March 20, 2014
Katherine Lee Boyce, Plaintiff-Appellant,
Charles Boyce, Defendant-Respondent.
Segal & Greenberg LLP, New York (Margery A. Greenberg of counsel), for appellant.
Mayerson Abramowitz & Kahn, LLP, New York (Barry R. Abbott of counsel), for respondent.
Tom, J.P., Friedman, Manzanet-Daniels, Gische, Clark, JJ.
Order, Supreme Court, New York County (Lori S. Sattler, J.), entered on or about August 14, 2013, which, to the extent appealed from as limited by the briefs, summarily denied plaintiff's motion for an order modifying custody and enforcing the child support provisions of the parties' stipulation of settlement, unanimously modified, on the law, to grant the motion to the extent of remanding the matter for a hearing on the issue of the child's private school tuition, and otherwise affirmed, without costs.
Plaintiff failed to make an evidentiary showing sufficient to warrant a hearing on her custody modification request (see Matter of Samuel A. v Aidarina S., 99 A.D.3d 420, 421 [1st Dept 2012]). The fact that the parties, who have joint decision-making authority, have different views on education or extracurricular activities does not mean that they cannot co-parent. The parties anticipated that they may have these disagreements and provided for a procedure to deal with them in their stipulation of settlement. In the event the procedures failed, as occurred here, the parties reserved their right to resolve such matters in court.
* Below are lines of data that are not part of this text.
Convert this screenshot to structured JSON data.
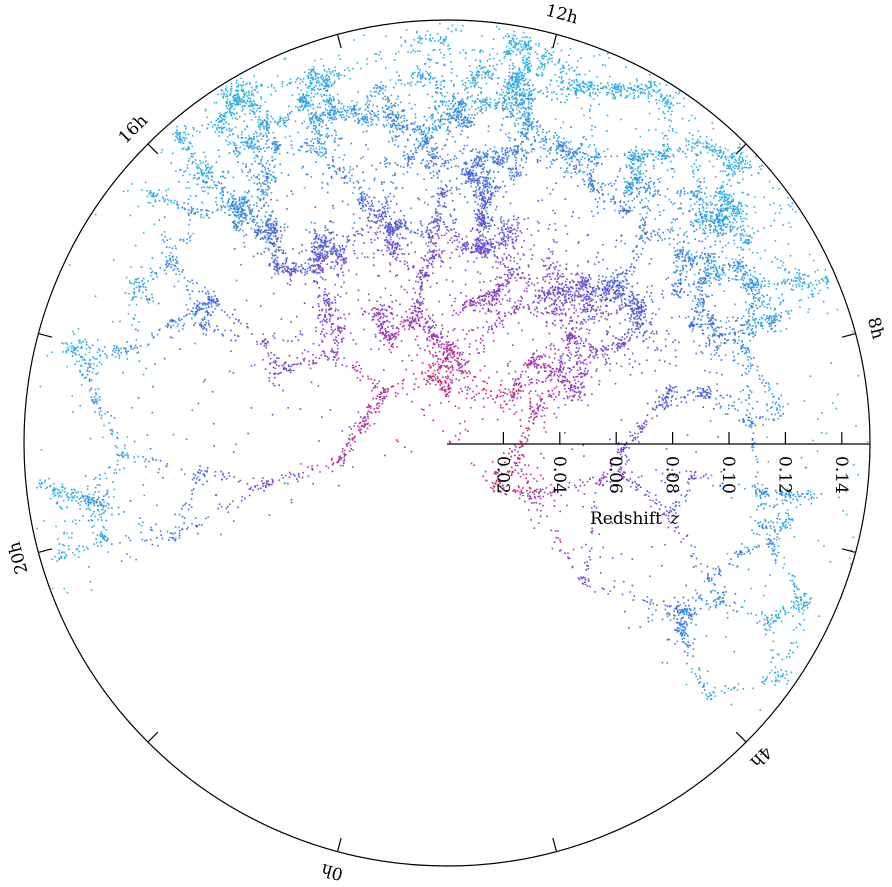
{
  "chart_data": {
    "type": "scatter",
    "projection": "polar wedge (right ascension vs redshift)",
    "title": "",
    "radial_axis": {
      "label": "Redshift",
      "label_symbol": "z",
      "range": [
        0,
        0.15
      ],
      "ticks": [
        0.02,
        0.04,
        0.06,
        0.08,
        0.1,
        0.12,
        0.14
      ],
      "tick_labels": [
        "0.02",
        "0.04",
        "0.06",
        "0.08",
        "0.10",
        "0.12",
        "0.14"
      ]
    },
    "angular_axis": {
      "labels": [
        {
          "hour": 12,
          "text": "12h"
        },
        {
          "hour": 8,
          "text": "8h"
        },
        {
          "hour": 4,
          "text": "4h"
        },
        {
          "hour": 0,
          "text": "0h"
        },
        {
          "hour": 20,
          "text": "20h"
        },
        {
          "hour": 16,
          "text": "16h"
        }
      ],
      "tick_hours": [
        0,
        2,
        4,
        6,
        8,
        10,
        12,
        14,
        16,
        18,
        20,
        22
      ]
    },
    "wedges": [
      {
        "region": "north",
        "ra_from_h": 16.0,
        "ra_to_h": 8.3
      },
      {
        "region": "south",
        "ra_from_h": 20.5,
        "ra_to_h": 3.9
      }
    ],
    "color_by_redshift": [
      "#e8203c",
      "#9a38c0",
      "#4a5ee0",
      "#2fb4e6"
    ],
    "grid": false,
    "legend": "none"
  }
}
Given the evidence of defendant's reduction in income and increased debts since the execution of the parties' agreement, Supreme Court properly found that he had reasonably withheld consent to the use of out-of-network medical providers or the child's enrollment in more than two extracurricular activities per semester. Supreme Court also properly denied plaintiff's request for reimbursement of childcare costs, since she submitted no evidence that those costs were incurred in order to enable her to work.
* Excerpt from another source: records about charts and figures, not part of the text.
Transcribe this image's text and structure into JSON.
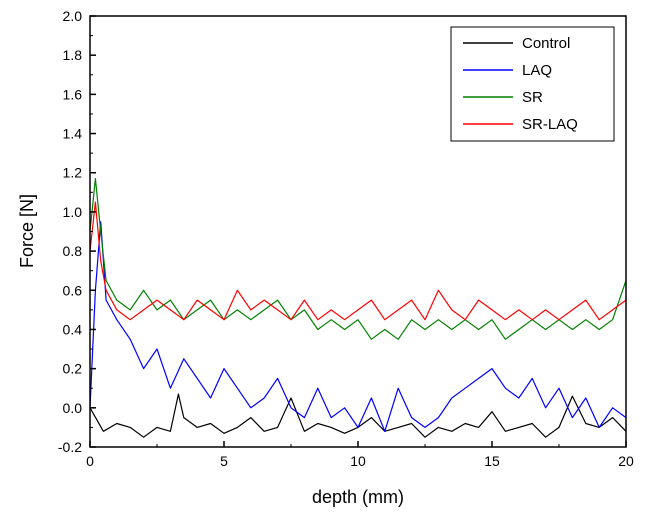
{
  "chart_data": {
    "type": "line",
    "title": "",
    "xlabel": "depth (mm)",
    "ylabel": "Force [N]",
    "xlim": [
      0,
      20
    ],
    "ylim": [
      -0.2,
      2.0
    ],
    "x_ticks": [
      0,
      5,
      10,
      15,
      20
    ],
    "x_tick_labels": [
      "0",
      "5",
      "10",
      "15",
      "20"
    ],
    "y_ticks": [
      -0.2,
      0.0,
      0.2,
      0.4,
      0.6,
      0.8,
      1.0,
      1.2,
      1.4,
      1.6,
      1.8,
      2.0
    ],
    "y_tick_labels": [
      "-0.2",
      "0.0",
      "0.2",
      "0.4",
      "0.6",
      "0.8",
      "1.0",
      "1.2",
      "1.4",
      "1.6",
      "1.8",
      "2.0"
    ],
    "grid": false,
    "legend_position": "top-right",
    "series": [
      {
        "name": "Control",
        "color": "#000000",
        "x": [
          0,
          0.5,
          1,
          1.5,
          2,
          2.5,
          3,
          3.3,
          3.5,
          4,
          4.5,
          5,
          5.5,
          6,
          6.5,
          7,
          7.5,
          8,
          8.5,
          9,
          9.5,
          10,
          10.5,
          11,
          11.5,
          12,
          12.5,
          13,
          13.5,
          14,
          14.5,
          15,
          15.5,
          16,
          16.5,
          17,
          17.5,
          18,
          18.5,
          19,
          19.5,
          20
        ],
        "values": [
          0.0,
          -0.12,
          -0.08,
          -0.1,
          -0.15,
          -0.1,
          -0.12,
          0.07,
          -0.05,
          -0.1,
          -0.08,
          -0.13,
          -0.1,
          -0.05,
          -0.12,
          -0.1,
          0.05,
          -0.12,
          -0.08,
          -0.1,
          -0.13,
          -0.1,
          -0.05,
          -0.12,
          -0.1,
          -0.08,
          -0.15,
          -0.1,
          -0.12,
          -0.08,
          -0.1,
          -0.02,
          -0.12,
          -0.1,
          -0.08,
          -0.15,
          -0.1,
          0.06,
          -0.08,
          -0.1,
          -0.05,
          -0.12
        ]
      },
      {
        "name": "LAQ",
        "color": "#0000ff",
        "x": [
          0,
          0.2,
          0.4,
          0.6,
          1,
          1.5,
          2,
          2.5,
          3,
          3.5,
          4,
          4.5,
          5,
          5.5,
          6,
          6.5,
          7,
          7.5,
          8,
          8.5,
          9,
          9.5,
          10,
          10.5,
          11,
          11.5,
          12,
          12.5,
          13,
          13.5,
          14,
          14.5,
          15,
          15.5,
          16,
          16.5,
          17,
          17.5,
          18,
          18.5,
          19,
          19.5,
          20
        ],
        "values": [
          0.0,
          0.6,
          0.95,
          0.55,
          0.45,
          0.35,
          0.2,
          0.3,
          0.1,
          0.25,
          0.15,
          0.05,
          0.2,
          0.1,
          0.0,
          0.05,
          0.15,
          0.0,
          -0.05,
          0.1,
          -0.05,
          0.0,
          -0.1,
          0.05,
          -0.12,
          0.1,
          -0.05,
          -0.1,
          -0.05,
          0.05,
          0.1,
          0.15,
          0.2,
          0.1,
          0.05,
          0.15,
          0.0,
          0.1,
          -0.05,
          0.05,
          -0.1,
          0.0,
          -0.05
        ]
      },
      {
        "name": "SR",
        "color": "#008000",
        "x": [
          0,
          0.2,
          0.4,
          0.6,
          1,
          1.5,
          2,
          2.5,
          3,
          3.5,
          4,
          4.5,
          5,
          5.5,
          6,
          6.5,
          7,
          7.5,
          8,
          8.5,
          9,
          9.5,
          10,
          10.5,
          11,
          11.5,
          12,
          12.5,
          13,
          13.5,
          14,
          14.5,
          15,
          15.5,
          16,
          16.5,
          17,
          17.5,
          18,
          18.5,
          19,
          19.5,
          20
        ],
        "values": [
          0.9,
          1.17,
          0.9,
          0.65,
          0.55,
          0.5,
          0.6,
          0.5,
          0.55,
          0.45,
          0.5,
          0.55,
          0.45,
          0.5,
          0.45,
          0.5,
          0.55,
          0.45,
          0.5,
          0.4,
          0.45,
          0.4,
          0.45,
          0.35,
          0.4,
          0.35,
          0.45,
          0.4,
          0.45,
          0.4,
          0.45,
          0.4,
          0.45,
          0.35,
          0.4,
          0.45,
          0.4,
          0.45,
          0.4,
          0.45,
          0.4,
          0.45,
          0.65
        ]
      },
      {
        "name": "SR-LAQ",
        "color": "#ff0000",
        "x": [
          0,
          0.2,
          0.4,
          0.6,
          1,
          1.5,
          2,
          2.5,
          3,
          3.5,
          4,
          4.5,
          5,
          5.5,
          6,
          6.5,
          7,
          7.5,
          8,
          8.5,
          9,
          9.5,
          10,
          10.5,
          11,
          11.5,
          12,
          12.5,
          13,
          13.5,
          14,
          14.5,
          15,
          15.5,
          16,
          16.5,
          17,
          17.5,
          18,
          18.5,
          19,
          19.5,
          20
        ],
        "values": [
          0.8,
          1.05,
          0.75,
          0.6,
          0.5,
          0.45,
          0.5,
          0.55,
          0.5,
          0.45,
          0.55,
          0.5,
          0.45,
          0.6,
          0.5,
          0.55,
          0.5,
          0.45,
          0.55,
          0.45,
          0.5,
          0.45,
          0.5,
          0.55,
          0.45,
          0.5,
          0.55,
          0.45,
          0.6,
          0.5,
          0.45,
          0.55,
          0.5,
          0.45,
          0.5,
          0.45,
          0.5,
          0.45,
          0.5,
          0.55,
          0.45,
          0.5,
          0.55
        ]
      }
    ]
  }
}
However, considering the parties' agreement, which originally contemplated that the child would be attending private school, the child's long attendance at a private school the parties had chosen together, and his fondness for and outstanding performance at the school, the court should have held a hearing to determine whether defendant unreasonably refused to consent to contribute to the costs of the child's private school education (see Domestic Relations Law § 240[1—b][c]; Maybaum v Maybaum, 89 A.D.3d 692, 697 [2d Dept 2011]).